Why I hate ORMs: Hibernate and the duplicated rows on merge
Being myself a kind of old-school guy, I don’t hype on ORMs (Object Relational Mappers), including the enterprise-class well know Hibernate.Today I was testing an application I was developing with Hibernate (5.4.1, if that matters), I found that instead of performing and
UPDATE
of a tuple, a new record (i.e., an INSERT
** was performed. The result was having duplicated tuples on the database instead of a single one.
As horrible as it could sound, this is a great way to improve your database constraints!
Anyway, why the hell was Hibernate reasoning as it was a new tuple? Let’s start from the piece of Java code responsible for the update (or supposed to be an update):
dao.beginTransaction();
myOBJ = dao.merge( myOBJ );
dao.commit();
A little more testing and I found out that the tuple was duplicated only the first time, and following
merge
s were done as UPDATE
s in place.
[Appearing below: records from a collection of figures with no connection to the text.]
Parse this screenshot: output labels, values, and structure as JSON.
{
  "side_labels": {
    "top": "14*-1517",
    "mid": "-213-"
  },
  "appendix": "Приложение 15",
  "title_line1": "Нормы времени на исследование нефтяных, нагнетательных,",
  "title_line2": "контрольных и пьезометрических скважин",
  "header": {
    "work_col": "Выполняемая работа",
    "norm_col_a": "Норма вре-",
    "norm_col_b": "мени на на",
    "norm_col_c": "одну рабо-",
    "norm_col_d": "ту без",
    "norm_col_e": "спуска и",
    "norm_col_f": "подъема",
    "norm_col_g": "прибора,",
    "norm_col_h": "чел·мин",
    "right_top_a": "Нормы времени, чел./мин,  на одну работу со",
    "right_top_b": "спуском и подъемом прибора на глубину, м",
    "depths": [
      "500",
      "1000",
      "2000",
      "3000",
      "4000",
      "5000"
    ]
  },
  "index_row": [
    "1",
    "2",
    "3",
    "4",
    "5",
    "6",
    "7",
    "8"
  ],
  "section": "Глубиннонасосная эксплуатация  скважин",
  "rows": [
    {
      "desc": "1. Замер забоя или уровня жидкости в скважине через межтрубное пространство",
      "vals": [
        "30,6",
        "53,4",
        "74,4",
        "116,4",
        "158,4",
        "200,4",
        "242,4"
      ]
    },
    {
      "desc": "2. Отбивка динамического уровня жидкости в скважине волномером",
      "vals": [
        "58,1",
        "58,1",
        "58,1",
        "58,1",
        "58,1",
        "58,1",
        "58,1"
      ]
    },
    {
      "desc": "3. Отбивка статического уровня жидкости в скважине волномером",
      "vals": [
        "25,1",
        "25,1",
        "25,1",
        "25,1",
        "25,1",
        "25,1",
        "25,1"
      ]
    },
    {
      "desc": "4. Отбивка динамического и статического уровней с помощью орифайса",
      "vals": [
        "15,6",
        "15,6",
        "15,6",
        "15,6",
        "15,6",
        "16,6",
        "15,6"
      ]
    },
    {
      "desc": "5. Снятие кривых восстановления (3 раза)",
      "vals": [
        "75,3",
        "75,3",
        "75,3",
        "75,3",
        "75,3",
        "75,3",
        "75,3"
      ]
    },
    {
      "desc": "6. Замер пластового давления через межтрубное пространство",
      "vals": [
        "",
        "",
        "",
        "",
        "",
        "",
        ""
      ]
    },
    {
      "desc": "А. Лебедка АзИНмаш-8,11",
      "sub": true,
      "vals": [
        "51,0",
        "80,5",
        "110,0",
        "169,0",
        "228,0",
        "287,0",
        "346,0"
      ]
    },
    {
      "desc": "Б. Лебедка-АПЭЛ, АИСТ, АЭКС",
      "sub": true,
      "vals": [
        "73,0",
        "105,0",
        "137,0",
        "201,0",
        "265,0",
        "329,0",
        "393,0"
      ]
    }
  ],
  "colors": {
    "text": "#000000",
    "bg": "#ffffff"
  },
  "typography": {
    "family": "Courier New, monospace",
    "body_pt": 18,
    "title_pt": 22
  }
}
That is: the original tuple had some trouble in the beginning.
Long story short:the version
field on the table was NULL
.
Hibernate uses the
version
field on each table as an optimistic lock to understand if the tuple has changed in the meantime. And in this case, it was using such field to test if the tuple has been ever inserted, concluding that it had not been since the value was NULL
. Therefore the solution was to issue a global UPDATE
to set the version
field with a value of 0 and the application started to behave normally.
Shame on me? Shame you Hibernate!
I let Hibernate/JPA to implement the tables in the database, so I did not write any DDL command at all. Why does this matter in the discussion? Because Hibernate was aware of the database (i.e., SQL “dialect”) and was therefore able to issue a simpleDEFAULT 0
statement to attach to the column or, in a more fancy way, a trigger for an INSERT
to populate such important field.
You see? That’s why I hate ORMs like Hibernate: they force you to think as the ORM does, not to think at your data. Now, there are a few ORMs that are really better in my opinion because lower the impedence between the database and the object model, such as for example DBIx, but that’s another story!